KOMPAS.com - Indeks Optimisme Indonesia mengalami penurunan dengan skor 5,51 pada 2025 dari sebelumnya 7,77 pada 2023.
Hal tersebut tercermin dalam hasil survei yang dilakukan GoodNews From Indonesia (GNFI) bersama GoodStats yang dilakukan pada 3 Juni-3 Juli 2025.
Survei tersebut melibatkan 1.020 responden yang tersebar di seluruh wilayah Indonesia, termasuk Sumatera (21,2 persen), Jawa (61,5 persen), Kalimantan (5,8 persen), Sulawesi-Papua (7,3 persen), dan Bali-Nusa Tenggara (4,2 persen).
Responden berasal dari beragam latar belakang demografis dengan mayoritas perempuan (58,1 persen) dan didominasi oleh kelompok usia 17–35 tahun (76,8 persen).
GNFI dan GoodStats mengumpulkan data menggunakan dua metode utama, yakni survei online dan Forum Group Discussion (FGD).
Pengukuran menggunakan skala Likert 1-10 dengan interpretasi skor dibagi ke dalam kategori "sangat pesimis" (1-2), "pesimis" (3-4), "netral" (5-6), "optimis" (7-8), dan "sangat optimis" (9-10).

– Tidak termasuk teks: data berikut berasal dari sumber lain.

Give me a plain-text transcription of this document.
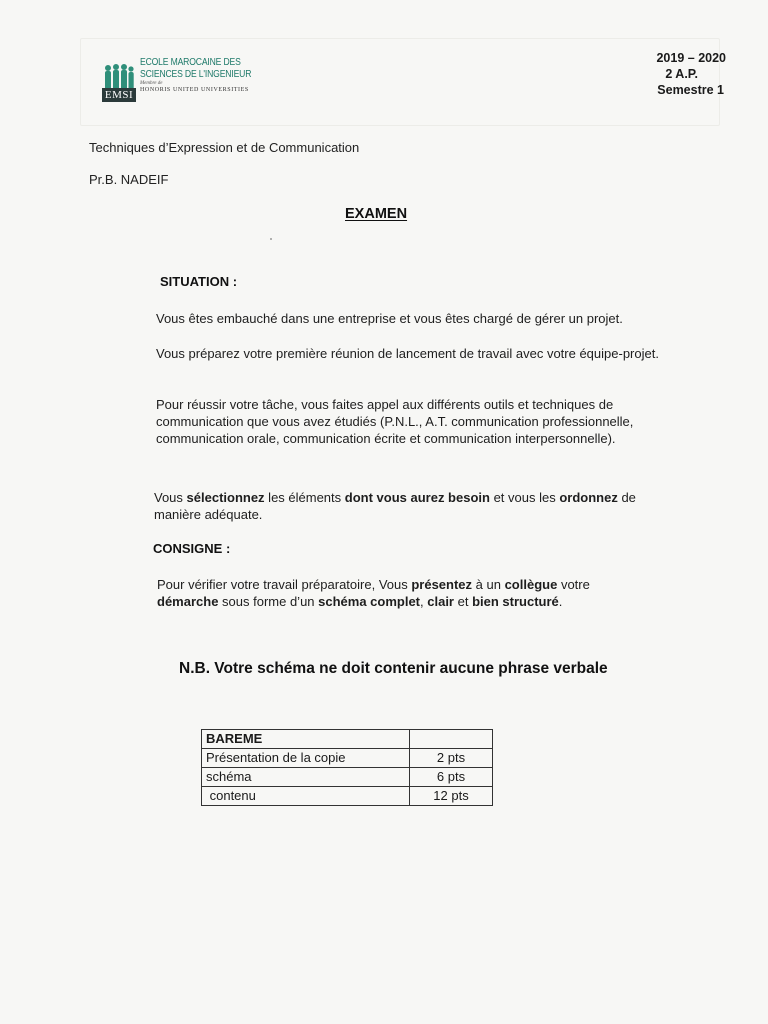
EMSI
ECOLE MAROCAINE DES
SCIENCES DE L'INGENIEUR
Membre de
HONORIS UNITED UNIVERSITIES
2019 – 2020
2 A.P.
Semestre 1
Techniques d’Expression et de Communication
Pr.B. NADEIF
EXAMEN
SITUATION :
Vous êtes embauché dans une entreprise et vous êtes chargé de gérer un projet.
Vous préparez votre première réunion de lancement de travail avec votre équipe-projet.
Pour réussir votre tâche, vous faites appel aux différents outils et techniques de communication que vous avez étudiés (P.N.L., A.T. communication professionnelle, communication orale, communication écrite et communication interpersonnelle).
Vous sélectionnez les éléments dont vous aurez besoin et vous les ordonnez de manière adéquate.
CONSIGNE :
Pour vérifier votre travail préparatoire, Vous présentez à un collègue votre démarche sous forme d’un schéma complet, clair et bien structuré.
N.B. Votre schéma ne doit contenir aucune phrase verbale
BAREME	
Présentation de la copie	2 pts
schéma	6 pts
contenu	12 pts
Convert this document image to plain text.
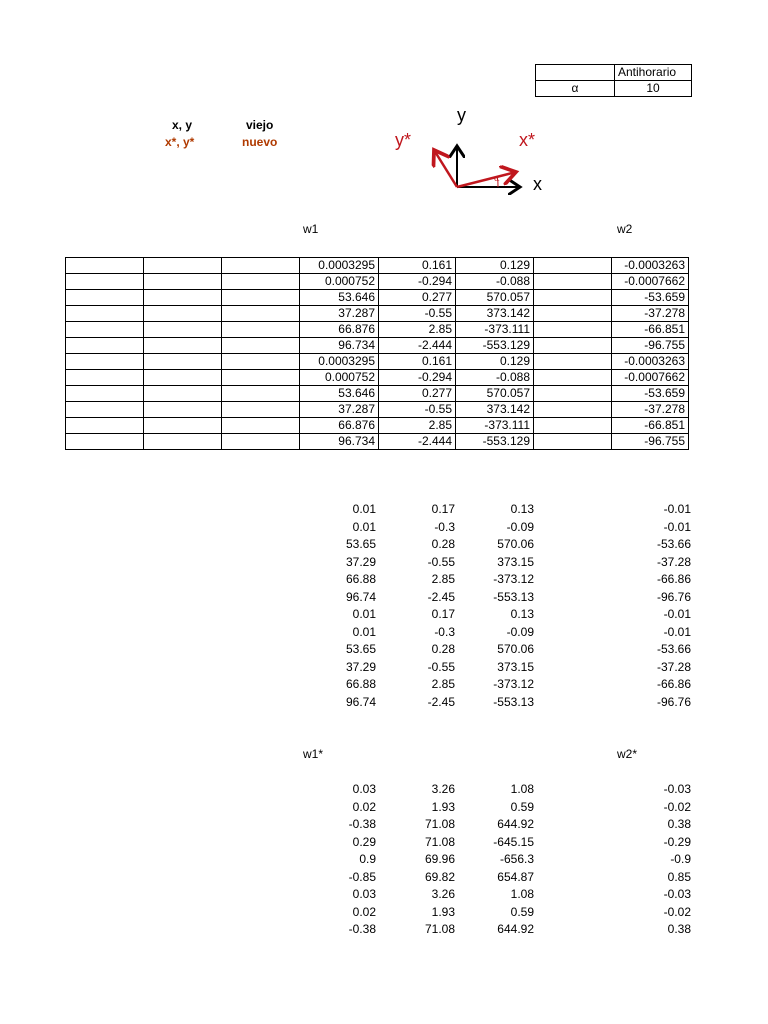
	Antihorario
α	10
x, y	viejo
x*, y*	nuevo
α
y
x
y*	x*
w1	w2
			0.0003295	0.161	0.129		-0.0003263
			0.000752	-0.294	-0.088		-0.0007662
			53.646	0.277	570.057		-53.659
			37.287	-0.55	373.142		-37.278
			66.876	2.85	-373.111		-66.851
			96.734	-2.444	-553.129		-96.755
			0.0003295	0.161	0.129		-0.0003263
			0.000752	-0.294	-0.088		-0.0007662
			53.646	0.277	570.057		-53.659
			37.287	-0.55	373.142		-37.278
			66.876	2.85	-373.111		-66.851
			96.734	-2.444	-553.129		-96.755
0.01	0.17	0.13	-0.01
0.01	-0.3	-0.09	-0.01
53.65	0.28	570.06	-53.66
37.29	-0.55	373.15	-37.28
66.88	2.85	-373.12	-66.86
96.74	-2.45	-553.13	-96.76
0.01	0.17	0.13	-0.01
0.01	-0.3	-0.09	-0.01
53.65	0.28	570.06	-53.66
37.29	-0.55	373.15	-37.28
66.88	2.85	-373.12	-66.86
96.74	-2.45	-553.13	-96.76
w1*	w2*
0.03	3.26	1.08	-0.03
0.02	1.93	0.59	-0.02
-0.38	71.08	644.92	0.38
0.29	71.08	-645.15	-0.29
0.9	69.96	-656.3	-0.9
-0.85	69.82	654.87	0.85
0.03	3.26	1.08	-0.03
0.02	1.93	0.59	-0.02
-0.38	71.08	644.92	0.38
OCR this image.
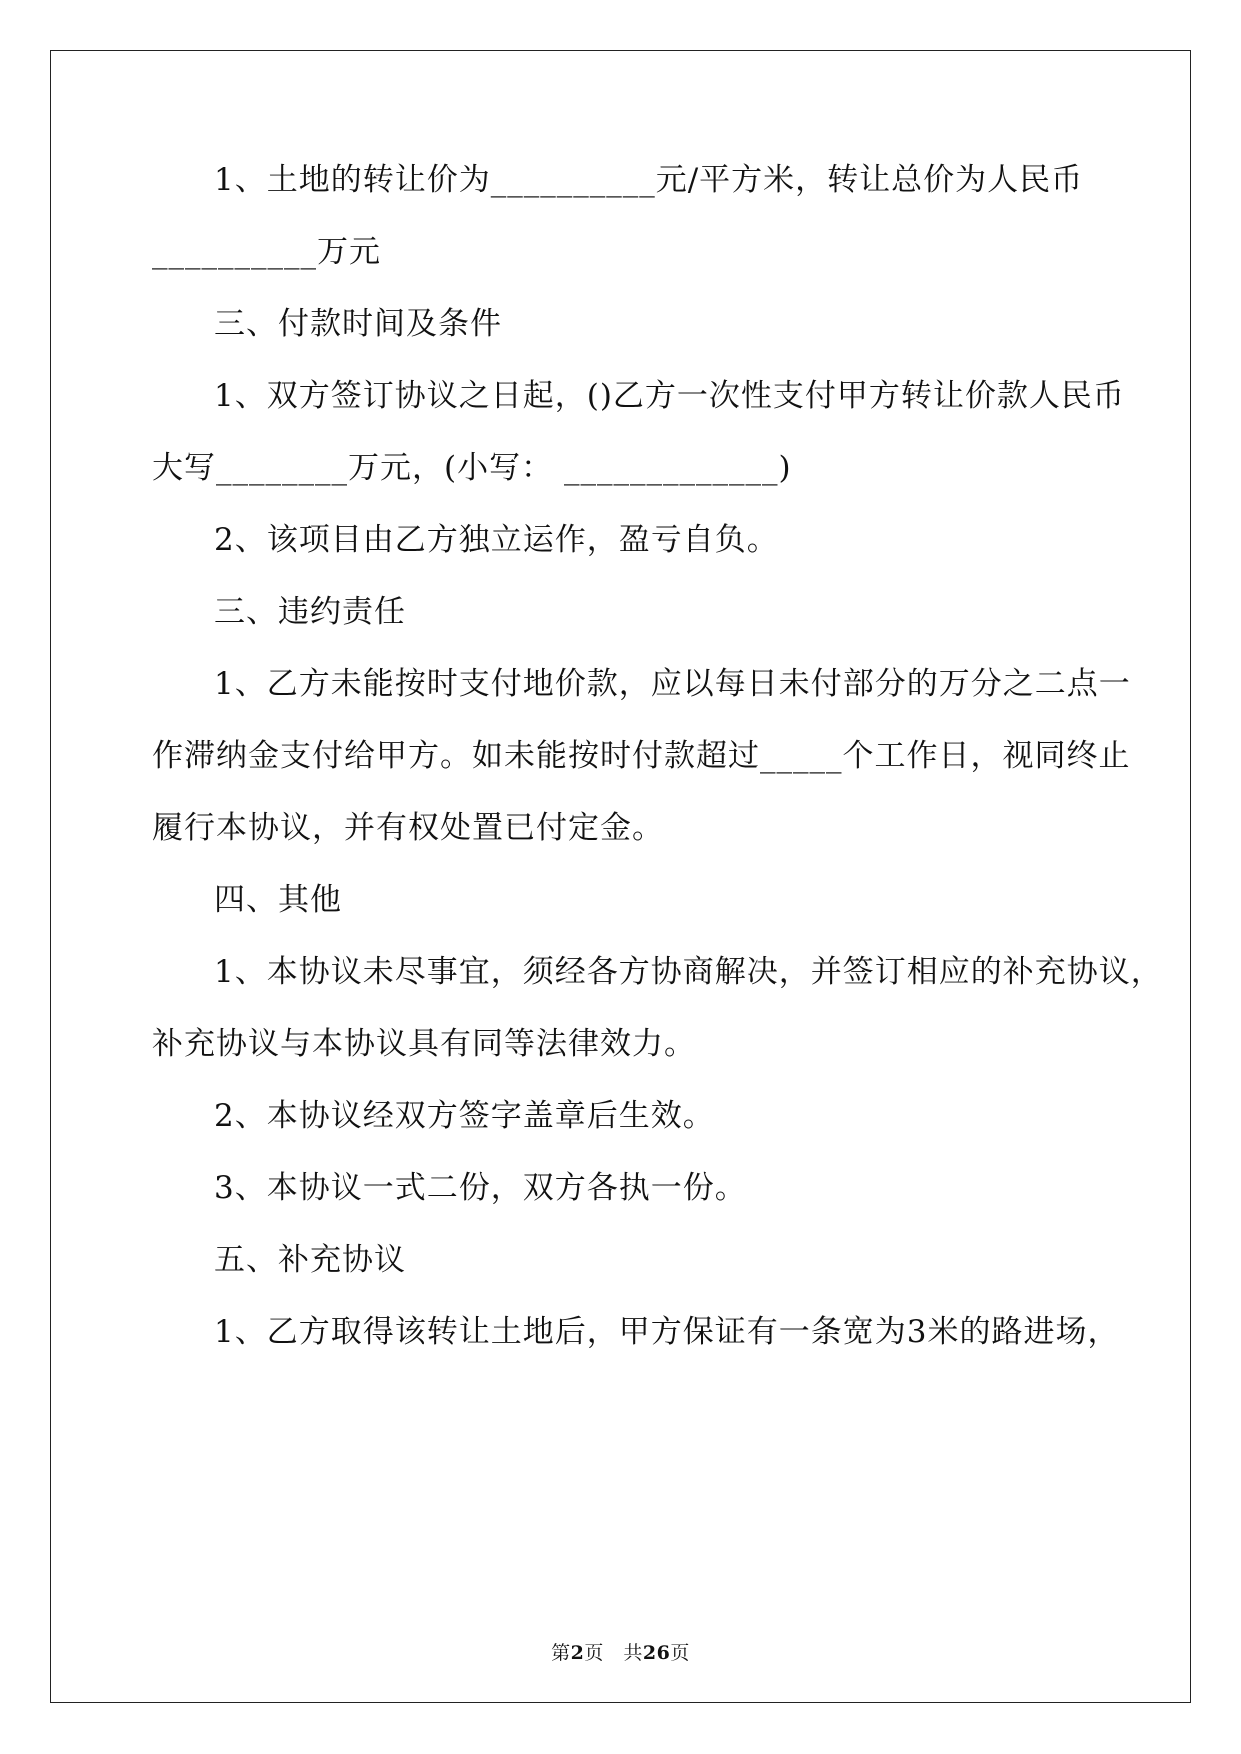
1、土地的转让价为__________元/平方米，转让总价为人民币
__________万元
三、付款时间及条件
1、双方签订协议之日起，()乙方一次性支付甲方转让价款人民币
大写________万元，(小写： _____________)
2、该项目由乙方独立运作，盈亏自负。
三、违约责任
1、乙方未能按时支付地价款，应以每日未付部分的万分之二点一
作滞纳金支付给甲方。如未能按时付款超过_____个工作日，视同终止
履行本协议，并有权处置已付定金。
四、其他
1、本协议未尽事宜，须经各方协商解决，并签订相应的补充协议，
补充协议与本协议具有同等法律效力。
2、本协议经双方签字盖章后生效。
3、本协议一式二份，双方各执一份。
五、补充协议
1、乙方取得该转让土地后，甲方保证有一条宽为3米的路进场，
第2页　共26页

Baca juga: Menilik Optimisme Generasi Muda dalam Politik Melalui Debat Kompetitif
Menurut temuan GNFI dan GoodStats, skor 5,51 pada Indeks Optimisme 2025 masuk kategori “netral” padahal sebelumnya berada pada kelompok “optimis” pada 2023.
Kondisi tersebut menunjukkan situasi ketika ada keinginan untuk tetap optimisme atau merawat harapan dalam menatap masa depan, namun pada saat yang bersamaan dibayangi oleh kekhawatiran dan ketidakyakinan.
Penurunan indeks dipengaruhi oleh beberapa faktor, seperti gejolak ekonomi berupa pemutusan hubungan kerja (PHK) dan inflasi, dinamika politik, serta dampak konflik global.
Beberapa temuan kunci yang berkontribusi terhadap penurunan Indeks Optimisme 2025 adalah 67,6 persen responden yang menyaksikan atau mengalami PHK dalam enam bulan terakhir
55,8 persen responden yang disurvei juga merasakan kenaikan harga kebutuhan pokok sangat signifikan.
Sementara itu, 33,8 persen responden mengaku pendapatan rumah tangga mereka menurun.
“Meskipun demikian, skor 5,51 persen bukanlah pesimisme total, tetapi mencerminkan optimisme yang tertahan,” tulis GNFI dan GoodStats dalam surveinya.
“Masyarakat ingin percaya masa depan bisa lebih baik, tetapi realitas sehari-hari—seperti PHK, tekanan kebutuhan sehari-hari, perilaku politik praktis yang sering membuat prihatin, dan ketidakpastian global—membuat harapan agak sulit dipertahankan,” tambahnya.
Baca juga: Optimisme Imlek
GNFI dan GoodStats juga mendapati temuan bahwa generasi muda berusia 17-25 tahun menjadi kelompok paling pesimis dengan skor 5,45.